Court Rules in Favor of Protecting Heritage Oak Tree
A judge has ruled in favor of protecting a heritage live oak tree on North Spring Street that the City of Pensacola has been working to prevent from being cut down.
On Wednesday, Oct. 30, Judge Jeffrey L. Burns of the First Judicial Circuit Court denied the property owners’ motion to dissolve a temporary injunction preventing the removal of the tree, allowing the injunction to remain in place.
“The injunction will serve the public interest, as the tree ordinances in place were enacted by local government officials elected by the voters of the City, and are the reflection of the public interest of the residents of Pensacola,” Judge Burns wrote in his ruling.
The Spring Street heritage live oak was at risk of being removed at the request of the property owners, despite multiple expert opinions finding it to be healthy. The City of Pensacola filed a declaratory judgment action in an effort to save the tree and also raised some questions to the court to get clarification about how to interpret a new state statute that replaces local government processes for evaluating whether trees should be removed from residential properties to protect public safety.
In his ruling, Judge Burns determined that the city proved each required element to keep the injunction in place, including presenting evidence that it will suffer irreparable harm and establishing that the injunction will serve the public interest.
“There is an immediate danger of significant loss or damage if the injunction is not maintained, as an irreplaceable 200 plus-year-old tree will likely be removed without the injunction remaining in place,” Judge Burns wrote.

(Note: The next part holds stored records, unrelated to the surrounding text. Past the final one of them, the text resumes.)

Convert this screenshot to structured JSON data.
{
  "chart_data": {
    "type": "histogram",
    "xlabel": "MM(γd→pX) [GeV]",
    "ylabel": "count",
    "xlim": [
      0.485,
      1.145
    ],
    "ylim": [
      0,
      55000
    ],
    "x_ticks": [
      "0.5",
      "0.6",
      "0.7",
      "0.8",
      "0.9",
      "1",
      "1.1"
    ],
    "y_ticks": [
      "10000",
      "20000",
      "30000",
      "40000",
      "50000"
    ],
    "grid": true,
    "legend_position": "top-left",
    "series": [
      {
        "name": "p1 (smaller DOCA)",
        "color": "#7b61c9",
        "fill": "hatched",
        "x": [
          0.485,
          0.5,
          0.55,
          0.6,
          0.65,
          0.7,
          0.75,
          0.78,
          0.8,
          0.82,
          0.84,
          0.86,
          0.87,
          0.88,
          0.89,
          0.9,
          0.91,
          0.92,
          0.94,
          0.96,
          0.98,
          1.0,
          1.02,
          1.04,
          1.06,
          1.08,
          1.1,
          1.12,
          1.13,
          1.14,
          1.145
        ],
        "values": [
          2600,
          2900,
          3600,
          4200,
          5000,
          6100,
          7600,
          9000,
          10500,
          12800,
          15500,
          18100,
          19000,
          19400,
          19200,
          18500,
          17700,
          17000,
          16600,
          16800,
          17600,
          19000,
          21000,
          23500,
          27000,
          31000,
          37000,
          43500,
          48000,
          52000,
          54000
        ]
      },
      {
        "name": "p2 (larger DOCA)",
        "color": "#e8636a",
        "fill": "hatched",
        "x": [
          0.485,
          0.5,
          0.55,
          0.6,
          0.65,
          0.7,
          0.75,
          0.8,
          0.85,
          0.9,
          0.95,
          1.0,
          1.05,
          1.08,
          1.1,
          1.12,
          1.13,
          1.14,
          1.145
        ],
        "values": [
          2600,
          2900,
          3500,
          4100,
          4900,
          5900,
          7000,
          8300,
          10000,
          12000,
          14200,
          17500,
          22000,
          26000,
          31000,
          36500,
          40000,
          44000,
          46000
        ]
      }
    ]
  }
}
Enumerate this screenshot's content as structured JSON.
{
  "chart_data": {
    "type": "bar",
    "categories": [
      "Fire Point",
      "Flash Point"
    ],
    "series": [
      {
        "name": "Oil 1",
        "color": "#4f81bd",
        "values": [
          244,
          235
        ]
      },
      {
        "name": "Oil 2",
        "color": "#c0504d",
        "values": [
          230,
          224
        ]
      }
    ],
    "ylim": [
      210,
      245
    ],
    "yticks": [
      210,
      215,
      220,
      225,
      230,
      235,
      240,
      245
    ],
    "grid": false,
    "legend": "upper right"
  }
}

The City’s Code provides for removal of dangerous trees and protection for certain trees that are healthy. The new state law delegates to professional arborists and landscape architects the duty to determine if a tree is unsafe, but it does not specify the documentation needed to make that determination. How that decision is made and whether it is objective were among the questions posed in the city’s declaratory judgment action.
Judge Burns provided some guidance on interpreting the new state statute, concluding that any documentation rendered on whether a tree is dangerous must conform to industry standards applicable to certified arborists and licensed landscape architects.
His ruling also stated: “Accordingly, the only reasonable interpretation of section 163.045 (1), Florida Statutes is one where: (1) an arborist or landscape architect must determine that a tree is a danger; and (2) for the determination and documentation to be rendered utilizing only the methodologies and official documents applicable to the two respective industries.”
The City of Pensacola strives to have practices that respect individual property rights and are not burdensome on property owners, but the city also places value in protecting healthy trees from being destroyed. The hope is that guidance with this new state statute will not only help Pensacola and its residents, but also other municipalities that are looking for assistance with interpreting this law.